1. Ist Unbekannt oder Spezialwissen (Was für ein Monster ist das? Was für ein Zauberspruch war das? Wie komme ich ins Unterreich)
2. Ist weniger bekannt (Wie war die Geschichte der Welt? Welche Avatare haben auf der Welt gelebt?)
3. Ist jedem bekannt (Wer ist der König? Wo lebe ich? Welche großen Länder gibt es in der Welt? Was sind Kobolde?)

Mir macht es keinen Spaß, wenn mein Charakter von der Welt nichts weiß, wenigstens die Sachen, die jedem bekannt sind, sollte auch mein Charakter kennen.

Vor kurzem haben meine Gruppe gemeinsam eine neue Welt per Dawn of the Worlds erstellt. Dadurch wissen die Spieler sehr viel von der Welt und es ist wirklich toll, mit den Spielern über die kommenden politischen Ereignissen der Welt reden zu können.

Ansonsten mach weiter so :-) ich finde die Thematik deines Blogs sehr schön und werde sicherlich regelmäßig wiederkommen

Moritz hat gesagt…

Danke an alle Kommentargeber! Ich kann von der Seifenkiste herunter natürlich nur kurze und vereinfachte Positionen runterschmettern kann, da niemand eine hunderte von Zeilen lange Ansprache zu Ende lesen wird.

Ich würde keiner der drei genannten Sichtweisen widersprechen und sie spielen natürlich in meinen Überlegungen immer eine Rolle. Die Antwort auf meine Anfangsfrage: "NICHTS" ist natürlich absolut plakativ. Logischerweise ist nach den ersten zwei Spielründchen das Dorf wie auch die nähere Umgebung grob bekannt, in der Kneipe oder vom Opa können sich die Abenteurer Informationen zur Weltpolitik besorgen - logo!

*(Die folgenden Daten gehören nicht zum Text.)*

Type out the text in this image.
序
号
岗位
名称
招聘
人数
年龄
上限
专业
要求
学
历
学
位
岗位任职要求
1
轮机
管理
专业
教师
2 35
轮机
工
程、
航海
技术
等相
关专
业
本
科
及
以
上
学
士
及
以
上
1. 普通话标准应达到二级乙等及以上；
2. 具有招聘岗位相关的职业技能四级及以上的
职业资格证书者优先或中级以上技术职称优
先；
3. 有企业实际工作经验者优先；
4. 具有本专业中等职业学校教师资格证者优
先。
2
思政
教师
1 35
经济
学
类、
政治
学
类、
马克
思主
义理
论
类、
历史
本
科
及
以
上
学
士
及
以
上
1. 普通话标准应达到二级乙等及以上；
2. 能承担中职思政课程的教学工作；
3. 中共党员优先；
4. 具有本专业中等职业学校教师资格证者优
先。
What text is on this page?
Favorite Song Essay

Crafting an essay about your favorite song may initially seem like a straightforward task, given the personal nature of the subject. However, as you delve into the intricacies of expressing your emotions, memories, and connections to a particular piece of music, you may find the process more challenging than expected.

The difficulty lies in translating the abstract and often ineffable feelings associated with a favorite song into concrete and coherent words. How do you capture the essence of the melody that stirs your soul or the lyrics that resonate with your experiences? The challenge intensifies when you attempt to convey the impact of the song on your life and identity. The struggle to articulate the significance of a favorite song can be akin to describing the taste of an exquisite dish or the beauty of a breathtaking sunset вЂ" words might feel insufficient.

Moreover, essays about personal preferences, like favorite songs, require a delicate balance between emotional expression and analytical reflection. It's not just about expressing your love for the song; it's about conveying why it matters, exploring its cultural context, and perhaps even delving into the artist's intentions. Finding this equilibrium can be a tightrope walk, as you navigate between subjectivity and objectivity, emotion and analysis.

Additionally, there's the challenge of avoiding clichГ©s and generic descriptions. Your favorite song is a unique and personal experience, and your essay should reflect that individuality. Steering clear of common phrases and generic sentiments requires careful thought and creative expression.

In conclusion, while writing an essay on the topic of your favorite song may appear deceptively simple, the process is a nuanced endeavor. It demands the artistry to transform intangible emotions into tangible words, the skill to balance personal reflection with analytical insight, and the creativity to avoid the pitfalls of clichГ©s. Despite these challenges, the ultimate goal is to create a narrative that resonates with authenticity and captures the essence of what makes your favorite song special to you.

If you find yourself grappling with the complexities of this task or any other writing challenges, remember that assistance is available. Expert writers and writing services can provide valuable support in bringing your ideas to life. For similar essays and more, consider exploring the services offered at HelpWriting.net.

Aber nach diesen Informationen müssen sie sich schon erkundigen, ich kaue keinem etwas vor.


Zu: "Das ist doch nach dem zweiten Mal ausgelutscht!" möchte ich hier nur darauf hinweisen, dass meine derzeitige Spielrunde (die unter ähnlichen Prämissen startete) seit mehr als einem halben Jahr läuft und die Charaktere gerade die Stufen 5 bis 6 erreicht haben, sowohl an Story als auch an Machtzuwachs ist da noch jede Menge Spielraum nach oben.

MSch hat gesagt…

Sorry, wenn das missverständlich war. Ich meinte wenn jede Kampagne so anfängt, dann ist es eher unspannend. Nicht ab der zweiten Session einer Kampagne.

Ciao,

Martin

Moritz hat gesagt…

Das habe ich schon verstanden! Ich wollte nur sagen, dass eine dermaßen begonnene Kampagne schon ein Abenteurerleben lang dauern kann.